03 Mayıs 2025
Almanya’da aşırı sağın yükselişi artık inkâr edilemez bir gerçek. Bu durum, siyasi bir gelişme olmanın ötesinde Alman anayasal düzenine de yönelmiş ciddi bir tehdit.
Avrupa genelinde aşırı sağ dalga yükselirken, geçmişinde Nazi rejimi gibi bir karanlık taşıyan Almanya açısından bu gelişmenin anlamı çok daha ağır. “Bir daha asla” (“Nie wieder”) ilkesi üzerine inşa edilen anayasal düzen, yeniden şekillenen bu siyasal iklim karşısında sarsılıyor.
“Aşırı sağ” kavramı sosyal bilimlerde her zaman tartışmalı oldu. Sağ ve sol kavramlarının tarihsel ve bağlamsal belirsizlikleri, “aşırılık” tanımını da kayganlaştırıyor.

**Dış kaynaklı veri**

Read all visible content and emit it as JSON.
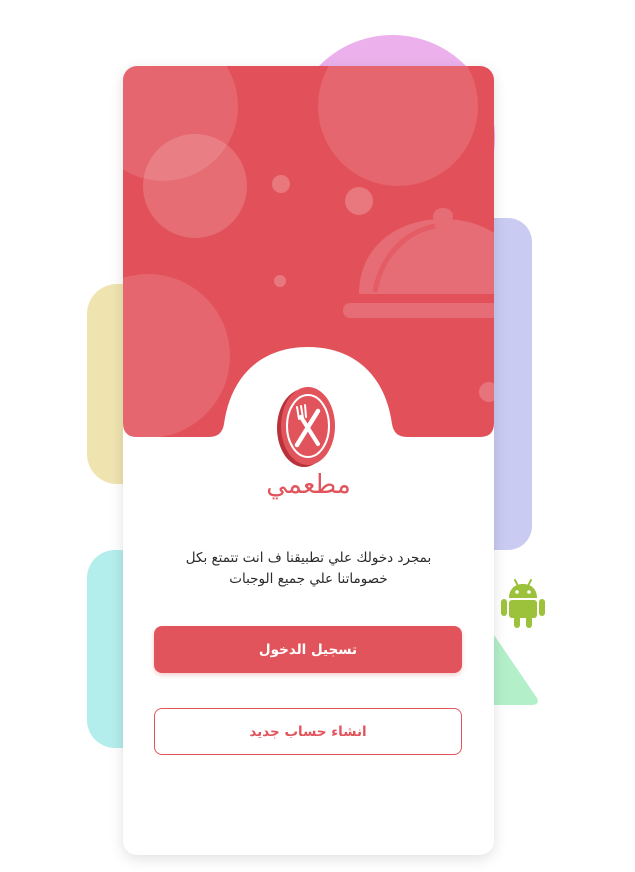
{
  "app": {
    "brand_name": "مطعمي",
    "tagline_line1": "بمجرد دخولك علي تطبيقنا ف انت تتمتع بكل",
    "tagline_line2": "خصوماتنا علي جميع الوجبات"
  },
  "actions": {
    "login_label": "تسجيل الدخول",
    "signup_label": "انشاء حساب جديد"
  },
  "icons": {
    "logo": "fork-knife-icon",
    "hero": "food-cloche-icon",
    "platform": "android-icon"
  },
  "colors": {
    "primary": "#e2545c",
    "hero_background": "#e2515a",
    "pink_shape": "#ecb1ec",
    "yellow_shape": "#efe4b0",
    "purple_shape": "#c9cbf3",
    "cyan_shape": "#b3eeec",
    "green_shape": "#b3f0c9",
    "android_green": "#9cc13a"
  }
}
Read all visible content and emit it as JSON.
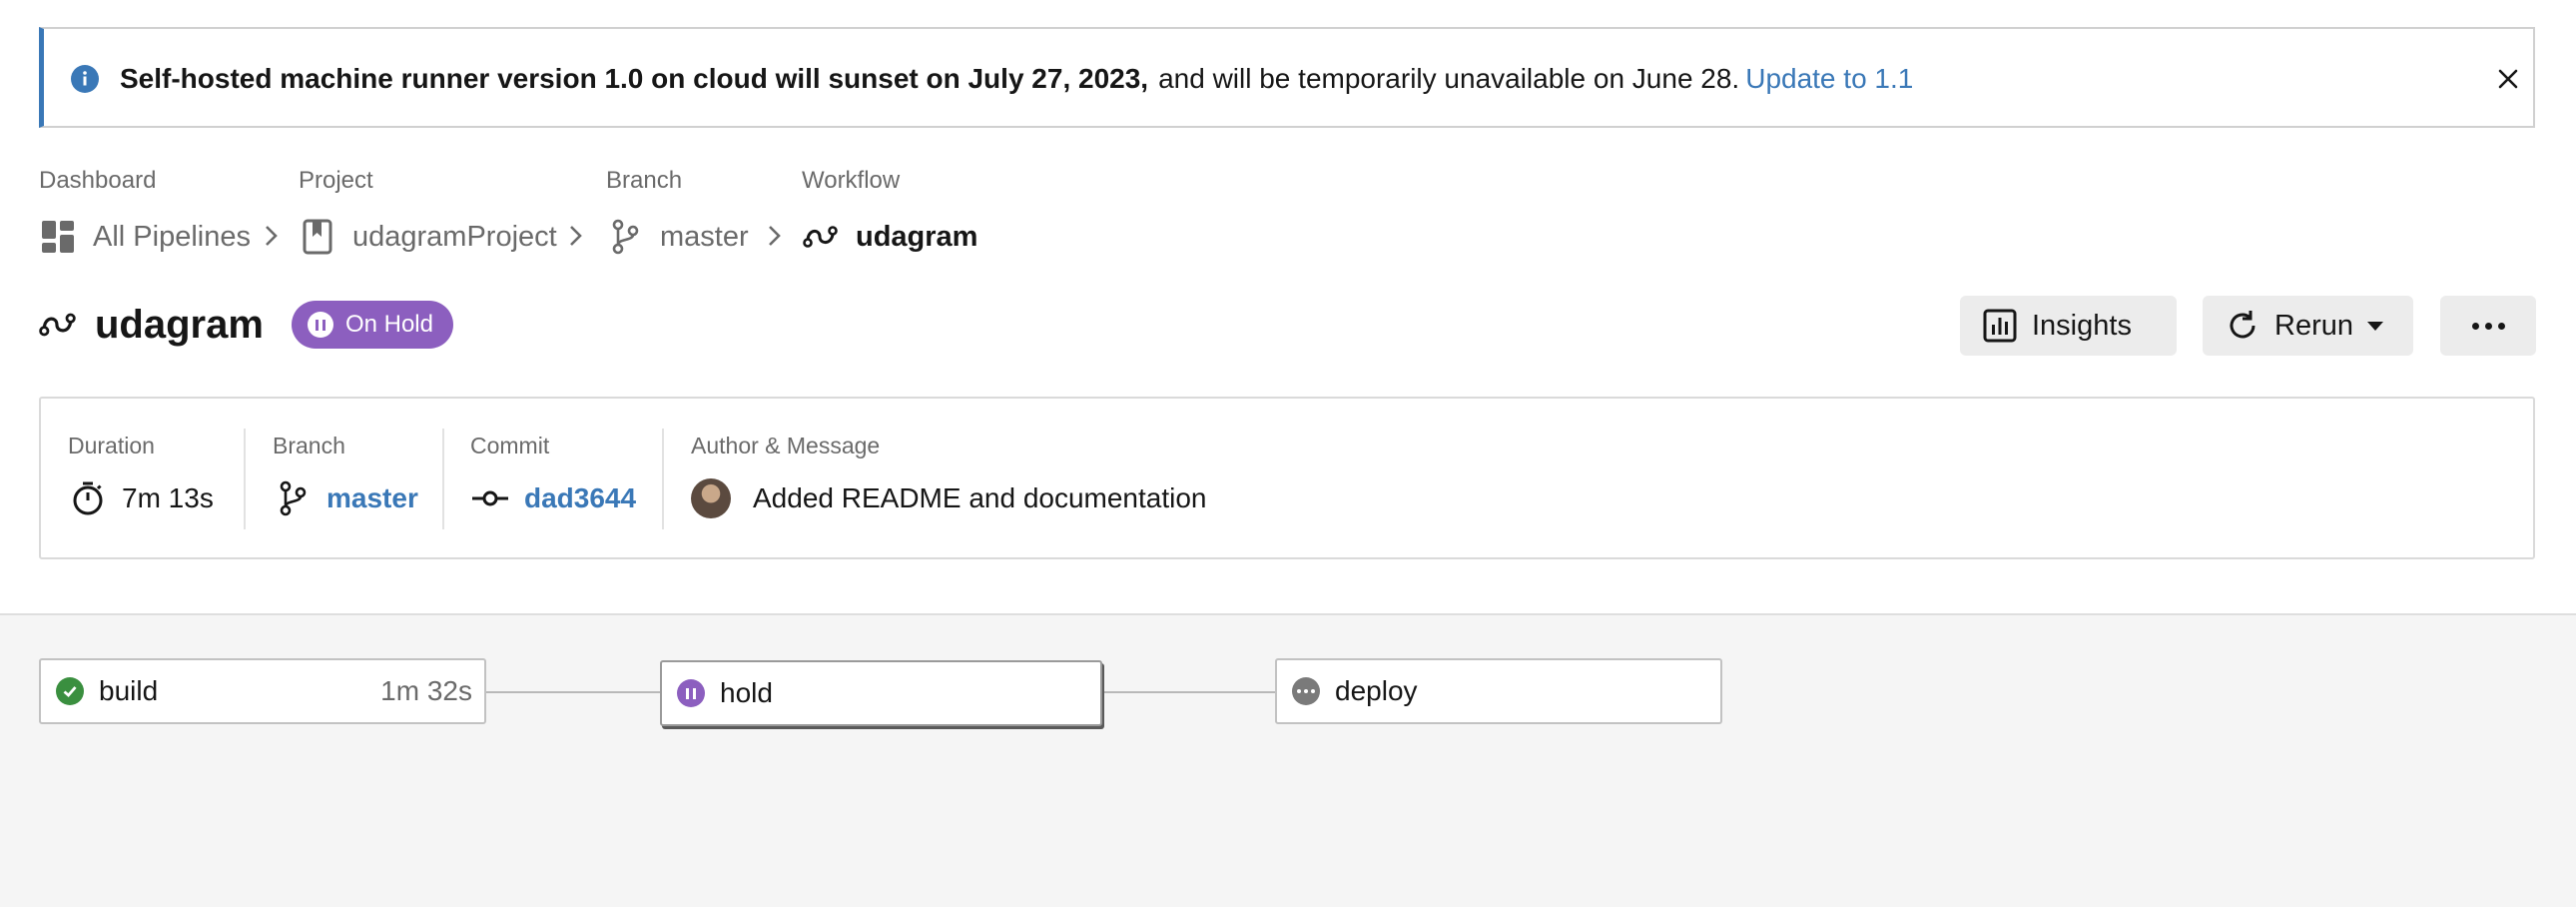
{
  "banner": {
    "bold_text": "Self-hosted machine runner version 1.0 on cloud will sunset on July 27, 2023,",
    "rest_text": "and will be temporarily unavailable on June 28.",
    "link_text": "Update to 1.1",
    "icon": "info-icon",
    "close_icon": "close-icon"
  },
  "breadcrumb": [
    {
      "label": "Dashboard",
      "value": "All Pipelines",
      "icon": "dashboard-icon"
    },
    {
      "label": "Project",
      "value": "udagramProject",
      "icon": "bookmark-icon"
    },
    {
      "label": "Branch",
      "value": "master",
      "icon": "branch-icon"
    },
    {
      "label": "Workflow",
      "value": "udagram",
      "icon": "workflow-icon"
    }
  ],
  "header": {
    "title": "udagram",
    "status": "On Hold",
    "status_color": "#8c5fbf",
    "buttons": {
      "insights": "Insights",
      "rerun": "Rerun"
    }
  },
  "summary": {
    "duration": {
      "label": "Duration",
      "value": "7m 13s"
    },
    "branch": {
      "label": "Branch",
      "value": "master"
    },
    "commit": {
      "label": "Commit",
      "value": "dad3644"
    },
    "author": {
      "label": "Author & Message",
      "message": "Added README and documentation"
    }
  },
  "jobs": [
    {
      "name": "build",
      "status": "success",
      "duration": "1m 32s",
      "status_color": "#3a8f3f"
    },
    {
      "name": "hold",
      "status": "on-hold",
      "duration": "",
      "status_color": "#8c5fbf"
    },
    {
      "name": "deploy",
      "status": "blocked",
      "duration": "",
      "status_color": "#7a7a7a"
    }
  ],
  "colors": {
    "accent": "#3a78b7",
    "banner_border": "#3a78b7"
  }
}
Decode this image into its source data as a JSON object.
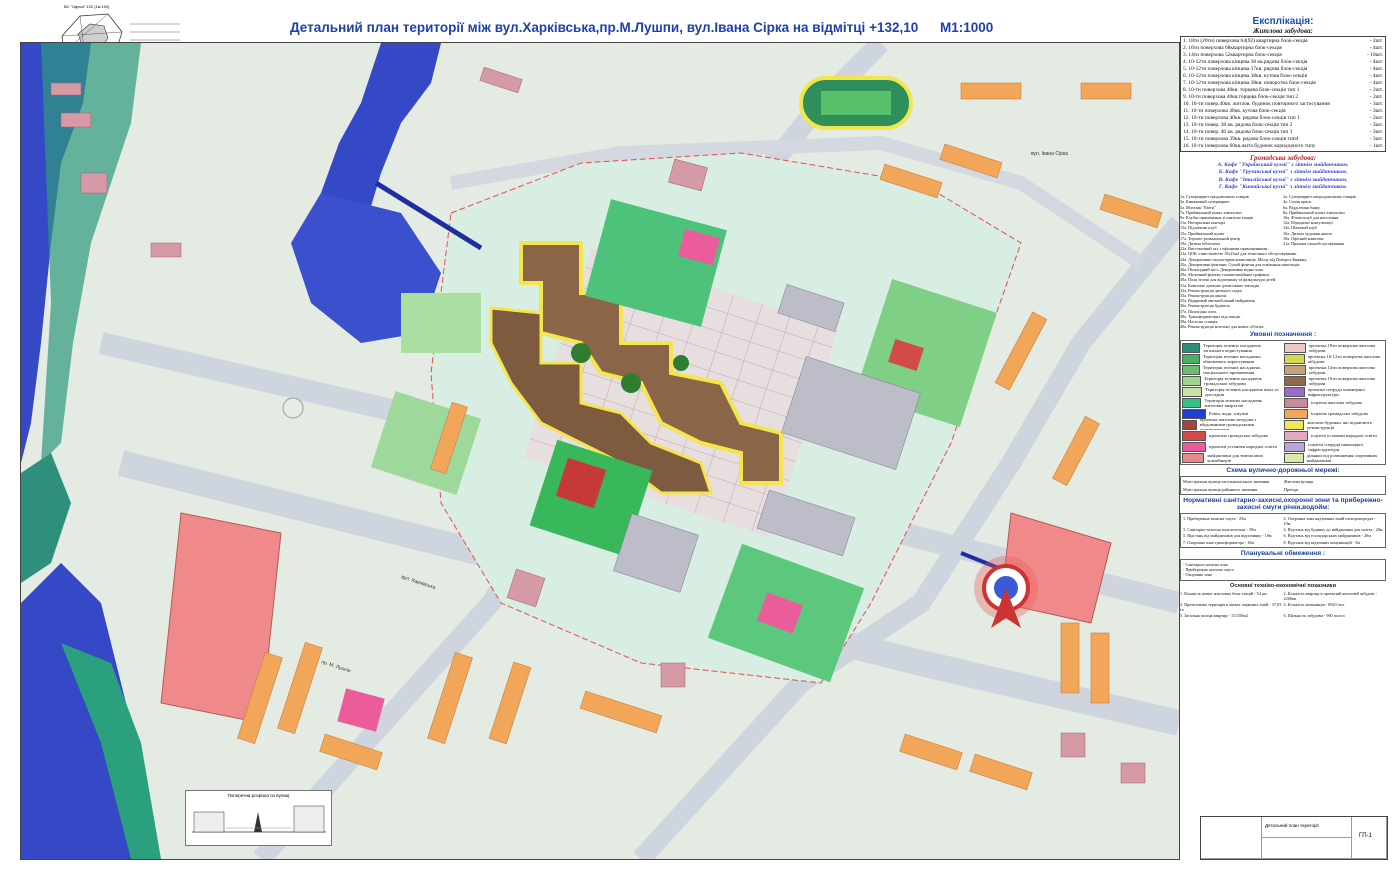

Ancak Almanya’da bu terim aynı zamanda teknik bir hukuki kategoridir.
Ülkenin iç istihbarat kurumu olan Anayasayı Koruma Dairesi (Bundesamt für Verfassungsschutz), siyasi örgütleri anayasal düzene yönelik tehdit düzeylerine göre sınıflandırıyor. Örneğin, DHKP-C aşırı sol; Ülkü Ocakları ve benzeri yapılar ise aşırı sağ olarak tanımlanıyor. Bu niteleme de kendi içinde derecelendirilmiş durumda.
Alman iç siyasetinde en dikkat çekici örnek Almanya için Alternatif Partisi (AfD). 2019’da “inceleme vakası” olarak sınıflandırılan parti, 2021’de “şüpheli vaka” statüsüne geçti. Ve nihayet, yakın zaman önce “kesin olarak aşırı sağcı” ilan edildi. Bu sınıflandırma, partinin artık anayasal düzen açısından açık bir tehdit olarak görüldüğü anlamına geliyor.
AfD daha önceki sınıflandırmalara karşı idari yargı yoluna başvurdu ancak davaları kaybetti. Bu son karara da itiraz etmesi bekleniyor. Fakat mesele yalnızca hukuki değil. Zira AfD, son genel seçimlerde yüzde 20,8 oy aldı. Güncel anketler bu oranın yaklaşık yüzde 25’e ulaştığını gösteriyor. Yani bugün her dört Alman seçmenden biri, anayasal düzenle açıkça sorunlu olan bir partiye oy vermeye hazır. Bu tablo, şu temel soruyu gündeme getiriyor: Demokratik yollarla, demokrasiyi tehdit eden bir parti iktidara gelebilir mi? Böyle bir ihtimali önlemek için neler yapılabilir?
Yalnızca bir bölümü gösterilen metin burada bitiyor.